The sensitivity stems from cancer cells’ unusual metabolism. Their reliance on glycolysis and dysregulated tricarboxylic acid (TCA) cycle activity leaves them more vulnerable to metabolic stress than healthy cells.
“Our data suggest that cancer itself does not activate this pathway; instead, therapeutic intervention to induce metabolic disruption and innate immune activation in cancer cells can activate it,” Kanneganti said. “Cancer cells are inherently more susceptible to metabolic disruptions than other cell types, due to their dysregulation of the TCA cycle and increased dependence on glycolysis. In line with this, we observed that metabolic disruption alone was sufficient to induce lytic cell death in ~30% of B16 melanoma cells. In contrast, this could not induce lytic cell death in macrophages.”
However, metabolic disruption alone was not enough to shrink tumors in vivo. In vivo, though, metabolic disruption alone only resulted in a tumor-static effect, stopping the growth of a tumor but not reducing its size. “When we combined fasting with innate immune activation, this induced cell death (mitoxyperilysis) in >80% of B16 melanoma cells, which led to a tumoricidal effect, regressing the tumors in an in vivo model,” Kanneganti explained.
Therapeutic possibilities
The combination therapy tested in the study—fasting to disrupt metabolism and intratumoral LPS to activate innate immunity—rapidly reduced tumor size in mice, far outperforming either intervention alone.
“In our in vivo models, we found that combining metabolic disruption (through fasting) with innate immune activation (through intratumoral injection of lipopolysaccharide, or LPS) had a profound ability to regress tumors,” Kanneganti said. “This suggests that direct translation of this approach may be possible in patients.”
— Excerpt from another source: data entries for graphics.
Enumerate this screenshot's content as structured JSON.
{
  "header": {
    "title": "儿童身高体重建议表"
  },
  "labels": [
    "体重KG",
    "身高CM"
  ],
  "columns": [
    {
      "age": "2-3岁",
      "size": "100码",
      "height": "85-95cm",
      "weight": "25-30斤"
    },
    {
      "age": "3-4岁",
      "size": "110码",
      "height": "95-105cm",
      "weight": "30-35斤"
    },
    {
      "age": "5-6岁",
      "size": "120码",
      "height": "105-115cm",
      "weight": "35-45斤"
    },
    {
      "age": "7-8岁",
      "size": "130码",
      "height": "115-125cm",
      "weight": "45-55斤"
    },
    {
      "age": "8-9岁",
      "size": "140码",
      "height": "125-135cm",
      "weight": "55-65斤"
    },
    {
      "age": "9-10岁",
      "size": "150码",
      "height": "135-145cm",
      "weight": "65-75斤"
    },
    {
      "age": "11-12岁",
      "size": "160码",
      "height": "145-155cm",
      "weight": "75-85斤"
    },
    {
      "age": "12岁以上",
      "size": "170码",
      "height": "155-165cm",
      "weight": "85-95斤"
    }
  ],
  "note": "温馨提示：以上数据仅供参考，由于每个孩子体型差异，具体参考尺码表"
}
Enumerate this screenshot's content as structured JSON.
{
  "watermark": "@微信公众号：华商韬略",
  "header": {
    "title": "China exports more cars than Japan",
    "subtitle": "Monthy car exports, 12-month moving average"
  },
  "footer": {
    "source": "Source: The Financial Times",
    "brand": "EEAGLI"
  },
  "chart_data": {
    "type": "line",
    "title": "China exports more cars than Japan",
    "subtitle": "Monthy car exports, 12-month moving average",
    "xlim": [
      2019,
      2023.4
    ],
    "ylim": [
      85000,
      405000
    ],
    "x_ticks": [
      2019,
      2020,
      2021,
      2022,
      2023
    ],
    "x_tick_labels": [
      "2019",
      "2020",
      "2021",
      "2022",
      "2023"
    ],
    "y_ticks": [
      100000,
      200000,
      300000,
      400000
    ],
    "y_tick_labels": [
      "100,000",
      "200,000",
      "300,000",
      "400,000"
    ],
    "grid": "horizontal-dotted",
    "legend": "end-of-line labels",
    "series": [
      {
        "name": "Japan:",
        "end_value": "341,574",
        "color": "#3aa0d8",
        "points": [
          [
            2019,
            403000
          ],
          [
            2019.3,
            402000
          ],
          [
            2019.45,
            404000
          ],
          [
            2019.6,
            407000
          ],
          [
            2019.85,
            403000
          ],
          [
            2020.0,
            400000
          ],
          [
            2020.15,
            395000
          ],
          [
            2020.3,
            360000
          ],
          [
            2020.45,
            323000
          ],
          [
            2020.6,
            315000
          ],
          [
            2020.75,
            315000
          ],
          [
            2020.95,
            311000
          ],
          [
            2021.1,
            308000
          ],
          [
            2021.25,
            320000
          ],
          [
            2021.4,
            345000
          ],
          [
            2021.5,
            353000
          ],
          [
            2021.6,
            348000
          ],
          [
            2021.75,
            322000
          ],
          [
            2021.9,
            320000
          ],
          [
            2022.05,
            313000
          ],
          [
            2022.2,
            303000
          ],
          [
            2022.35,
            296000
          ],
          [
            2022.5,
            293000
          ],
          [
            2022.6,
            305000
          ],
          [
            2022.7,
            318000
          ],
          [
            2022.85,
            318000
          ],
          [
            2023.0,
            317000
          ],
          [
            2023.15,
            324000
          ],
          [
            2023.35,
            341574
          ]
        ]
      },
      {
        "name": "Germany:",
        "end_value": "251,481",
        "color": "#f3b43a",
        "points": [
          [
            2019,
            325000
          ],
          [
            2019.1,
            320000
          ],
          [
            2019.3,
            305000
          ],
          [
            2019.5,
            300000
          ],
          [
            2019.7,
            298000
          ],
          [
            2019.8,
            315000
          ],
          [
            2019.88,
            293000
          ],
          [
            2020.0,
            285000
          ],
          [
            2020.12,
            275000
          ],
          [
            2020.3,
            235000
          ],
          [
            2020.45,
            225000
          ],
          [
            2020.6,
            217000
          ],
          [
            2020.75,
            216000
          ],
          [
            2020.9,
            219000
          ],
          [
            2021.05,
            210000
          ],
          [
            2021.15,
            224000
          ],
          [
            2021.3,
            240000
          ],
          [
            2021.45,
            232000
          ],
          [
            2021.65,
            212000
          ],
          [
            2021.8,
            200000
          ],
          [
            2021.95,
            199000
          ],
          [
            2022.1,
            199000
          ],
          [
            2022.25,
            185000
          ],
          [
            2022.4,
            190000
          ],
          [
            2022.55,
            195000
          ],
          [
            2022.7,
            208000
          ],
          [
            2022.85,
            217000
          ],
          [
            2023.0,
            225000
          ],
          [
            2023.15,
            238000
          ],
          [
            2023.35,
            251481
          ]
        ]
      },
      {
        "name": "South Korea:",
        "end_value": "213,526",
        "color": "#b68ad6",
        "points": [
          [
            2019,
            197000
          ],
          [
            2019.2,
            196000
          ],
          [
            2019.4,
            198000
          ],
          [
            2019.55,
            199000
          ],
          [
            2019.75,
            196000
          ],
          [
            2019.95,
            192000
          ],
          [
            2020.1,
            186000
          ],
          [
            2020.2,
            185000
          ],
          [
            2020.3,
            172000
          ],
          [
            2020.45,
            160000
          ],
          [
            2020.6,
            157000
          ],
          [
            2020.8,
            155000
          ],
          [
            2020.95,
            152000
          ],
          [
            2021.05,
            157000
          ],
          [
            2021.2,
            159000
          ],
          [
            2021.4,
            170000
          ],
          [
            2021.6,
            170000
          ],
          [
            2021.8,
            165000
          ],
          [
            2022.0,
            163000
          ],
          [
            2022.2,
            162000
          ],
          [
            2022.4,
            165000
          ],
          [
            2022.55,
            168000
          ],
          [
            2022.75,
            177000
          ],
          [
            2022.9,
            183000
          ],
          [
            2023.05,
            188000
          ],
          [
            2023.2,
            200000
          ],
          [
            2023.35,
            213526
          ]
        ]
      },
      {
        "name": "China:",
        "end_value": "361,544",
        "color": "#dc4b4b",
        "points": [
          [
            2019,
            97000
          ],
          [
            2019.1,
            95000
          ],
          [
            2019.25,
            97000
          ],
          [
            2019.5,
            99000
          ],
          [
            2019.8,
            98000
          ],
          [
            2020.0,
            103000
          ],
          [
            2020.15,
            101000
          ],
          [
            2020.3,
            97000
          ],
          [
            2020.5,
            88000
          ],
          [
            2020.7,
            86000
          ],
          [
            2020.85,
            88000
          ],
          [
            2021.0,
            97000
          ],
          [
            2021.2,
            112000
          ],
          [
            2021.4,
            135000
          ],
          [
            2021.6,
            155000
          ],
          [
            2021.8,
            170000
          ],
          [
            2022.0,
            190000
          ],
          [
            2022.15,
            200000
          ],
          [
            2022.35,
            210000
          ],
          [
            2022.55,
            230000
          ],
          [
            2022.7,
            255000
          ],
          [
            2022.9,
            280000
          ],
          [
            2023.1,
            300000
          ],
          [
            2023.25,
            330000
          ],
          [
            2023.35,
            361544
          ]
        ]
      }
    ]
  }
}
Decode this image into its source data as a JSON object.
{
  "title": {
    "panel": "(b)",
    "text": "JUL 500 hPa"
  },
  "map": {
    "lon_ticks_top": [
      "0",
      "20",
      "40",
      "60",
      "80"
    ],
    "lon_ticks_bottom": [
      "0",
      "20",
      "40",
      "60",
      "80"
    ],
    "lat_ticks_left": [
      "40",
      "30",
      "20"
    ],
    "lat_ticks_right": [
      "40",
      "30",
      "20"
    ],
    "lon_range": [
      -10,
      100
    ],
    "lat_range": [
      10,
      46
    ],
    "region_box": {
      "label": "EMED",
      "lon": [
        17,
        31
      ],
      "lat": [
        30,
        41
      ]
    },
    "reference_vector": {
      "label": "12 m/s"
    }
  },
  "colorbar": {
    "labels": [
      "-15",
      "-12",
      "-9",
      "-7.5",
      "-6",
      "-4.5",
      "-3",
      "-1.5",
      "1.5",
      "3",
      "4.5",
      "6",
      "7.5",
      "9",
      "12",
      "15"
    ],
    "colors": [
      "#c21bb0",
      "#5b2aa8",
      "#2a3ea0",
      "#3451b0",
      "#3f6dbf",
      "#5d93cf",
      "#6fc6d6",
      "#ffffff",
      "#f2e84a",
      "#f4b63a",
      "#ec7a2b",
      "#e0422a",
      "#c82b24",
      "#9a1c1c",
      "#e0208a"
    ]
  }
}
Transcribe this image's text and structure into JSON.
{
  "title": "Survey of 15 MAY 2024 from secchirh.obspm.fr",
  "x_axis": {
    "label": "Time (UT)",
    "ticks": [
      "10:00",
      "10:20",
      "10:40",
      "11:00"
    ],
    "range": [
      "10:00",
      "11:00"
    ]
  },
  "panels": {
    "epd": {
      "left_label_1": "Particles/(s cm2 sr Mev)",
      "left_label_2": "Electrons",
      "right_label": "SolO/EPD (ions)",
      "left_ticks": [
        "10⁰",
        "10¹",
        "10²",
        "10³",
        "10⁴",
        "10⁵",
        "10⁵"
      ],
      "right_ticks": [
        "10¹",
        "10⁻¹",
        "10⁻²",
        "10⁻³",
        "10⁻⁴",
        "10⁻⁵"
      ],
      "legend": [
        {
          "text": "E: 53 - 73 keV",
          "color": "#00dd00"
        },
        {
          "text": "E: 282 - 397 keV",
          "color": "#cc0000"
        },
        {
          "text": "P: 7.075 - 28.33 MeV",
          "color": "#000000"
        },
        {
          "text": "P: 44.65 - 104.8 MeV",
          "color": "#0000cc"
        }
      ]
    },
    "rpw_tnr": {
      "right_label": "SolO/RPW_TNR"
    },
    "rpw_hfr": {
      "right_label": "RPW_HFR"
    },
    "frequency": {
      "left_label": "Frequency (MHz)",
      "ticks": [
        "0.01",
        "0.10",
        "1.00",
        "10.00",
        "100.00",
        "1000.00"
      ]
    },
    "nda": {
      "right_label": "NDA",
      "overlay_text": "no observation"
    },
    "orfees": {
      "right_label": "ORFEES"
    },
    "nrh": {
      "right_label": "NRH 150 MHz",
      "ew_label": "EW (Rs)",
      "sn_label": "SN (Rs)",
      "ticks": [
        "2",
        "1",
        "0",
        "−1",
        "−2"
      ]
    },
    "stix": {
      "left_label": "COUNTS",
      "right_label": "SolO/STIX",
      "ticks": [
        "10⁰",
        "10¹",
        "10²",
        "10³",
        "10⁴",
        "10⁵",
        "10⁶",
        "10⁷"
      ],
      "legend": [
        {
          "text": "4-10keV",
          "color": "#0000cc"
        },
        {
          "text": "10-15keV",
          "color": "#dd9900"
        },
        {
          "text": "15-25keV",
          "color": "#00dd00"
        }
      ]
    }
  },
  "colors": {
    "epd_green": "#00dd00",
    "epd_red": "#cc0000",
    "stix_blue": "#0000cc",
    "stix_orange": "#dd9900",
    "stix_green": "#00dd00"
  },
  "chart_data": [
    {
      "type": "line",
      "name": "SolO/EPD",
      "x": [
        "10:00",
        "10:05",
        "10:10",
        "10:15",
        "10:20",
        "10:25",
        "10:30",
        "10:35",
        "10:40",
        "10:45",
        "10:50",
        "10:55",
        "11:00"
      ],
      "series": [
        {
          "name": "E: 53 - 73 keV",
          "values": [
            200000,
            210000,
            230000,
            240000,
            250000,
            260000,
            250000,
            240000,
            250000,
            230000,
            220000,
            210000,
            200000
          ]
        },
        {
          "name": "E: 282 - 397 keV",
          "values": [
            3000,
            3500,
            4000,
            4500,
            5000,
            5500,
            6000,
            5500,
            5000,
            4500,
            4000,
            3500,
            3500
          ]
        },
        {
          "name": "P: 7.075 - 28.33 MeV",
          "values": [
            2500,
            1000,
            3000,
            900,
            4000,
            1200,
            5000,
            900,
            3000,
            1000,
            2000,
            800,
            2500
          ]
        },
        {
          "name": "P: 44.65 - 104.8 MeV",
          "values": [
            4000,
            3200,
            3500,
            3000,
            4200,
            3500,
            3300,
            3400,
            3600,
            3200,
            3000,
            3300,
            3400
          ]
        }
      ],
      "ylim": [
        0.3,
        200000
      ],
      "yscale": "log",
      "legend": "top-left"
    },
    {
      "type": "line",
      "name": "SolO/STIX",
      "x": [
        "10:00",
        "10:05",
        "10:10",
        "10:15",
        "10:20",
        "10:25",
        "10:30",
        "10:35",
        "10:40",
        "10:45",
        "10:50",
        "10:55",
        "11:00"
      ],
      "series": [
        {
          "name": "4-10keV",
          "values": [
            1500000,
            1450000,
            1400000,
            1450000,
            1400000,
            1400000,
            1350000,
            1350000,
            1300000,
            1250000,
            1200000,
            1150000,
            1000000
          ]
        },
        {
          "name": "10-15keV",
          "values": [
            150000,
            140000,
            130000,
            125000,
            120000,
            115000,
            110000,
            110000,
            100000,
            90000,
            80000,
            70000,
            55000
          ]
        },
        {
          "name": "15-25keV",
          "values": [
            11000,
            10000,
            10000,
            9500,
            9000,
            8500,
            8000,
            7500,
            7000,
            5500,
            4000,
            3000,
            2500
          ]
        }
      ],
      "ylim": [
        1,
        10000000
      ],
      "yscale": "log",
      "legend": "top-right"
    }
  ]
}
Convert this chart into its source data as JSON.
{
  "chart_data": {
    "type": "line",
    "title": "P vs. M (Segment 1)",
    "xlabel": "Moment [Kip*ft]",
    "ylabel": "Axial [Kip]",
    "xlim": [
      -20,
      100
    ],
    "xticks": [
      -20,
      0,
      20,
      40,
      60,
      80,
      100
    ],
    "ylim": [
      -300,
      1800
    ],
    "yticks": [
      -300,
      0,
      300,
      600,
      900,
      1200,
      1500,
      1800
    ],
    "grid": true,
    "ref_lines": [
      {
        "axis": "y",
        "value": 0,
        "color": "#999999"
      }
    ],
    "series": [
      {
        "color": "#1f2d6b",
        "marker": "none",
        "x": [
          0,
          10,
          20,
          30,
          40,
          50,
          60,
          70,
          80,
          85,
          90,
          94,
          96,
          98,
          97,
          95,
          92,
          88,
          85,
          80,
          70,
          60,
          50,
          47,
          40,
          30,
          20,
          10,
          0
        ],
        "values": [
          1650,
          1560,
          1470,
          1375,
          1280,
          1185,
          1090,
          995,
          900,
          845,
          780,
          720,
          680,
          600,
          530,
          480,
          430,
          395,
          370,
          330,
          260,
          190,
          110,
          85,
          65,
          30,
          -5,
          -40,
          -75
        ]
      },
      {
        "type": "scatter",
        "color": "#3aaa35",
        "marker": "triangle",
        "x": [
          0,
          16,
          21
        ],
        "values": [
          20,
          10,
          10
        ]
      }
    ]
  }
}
Previous clinical trials have already used fasting or innate immune activation (e.g., Coley’s toxin) individually for cancer treatment, but these have been met with mixed success. Says Kanneganti, “Our findings show that using a combinatorial approach will be superior and could be pursued for patients.”
A call for multidisciplinary science
For researchers working at the nexus of metabolism and innate immunity, the study offers more than a new pathway—it demonstrates the power of cross-disciplinary thinking.
“This study emphasizes the importance of multidisciplinary approaches in science,” Kanneganti said. “Innate immunity is our first line of defense, constantly surveying for threats, and it is fundamentally interconnected with cell death, inflammation, and metabolism. This coordinated network shapes host responses; yet these processes have often been studied in silos. Focusing on only one aspect of the complex physiology that occurs during disease is an oversimplification and limits our ability to make physiologically relevant discoveries.”
“Here, by using a combinatorial and multidisciplinary approach to bring these fields together, we were able to identify a new pathway and characterize its molecular mechanisms and clinical translation.”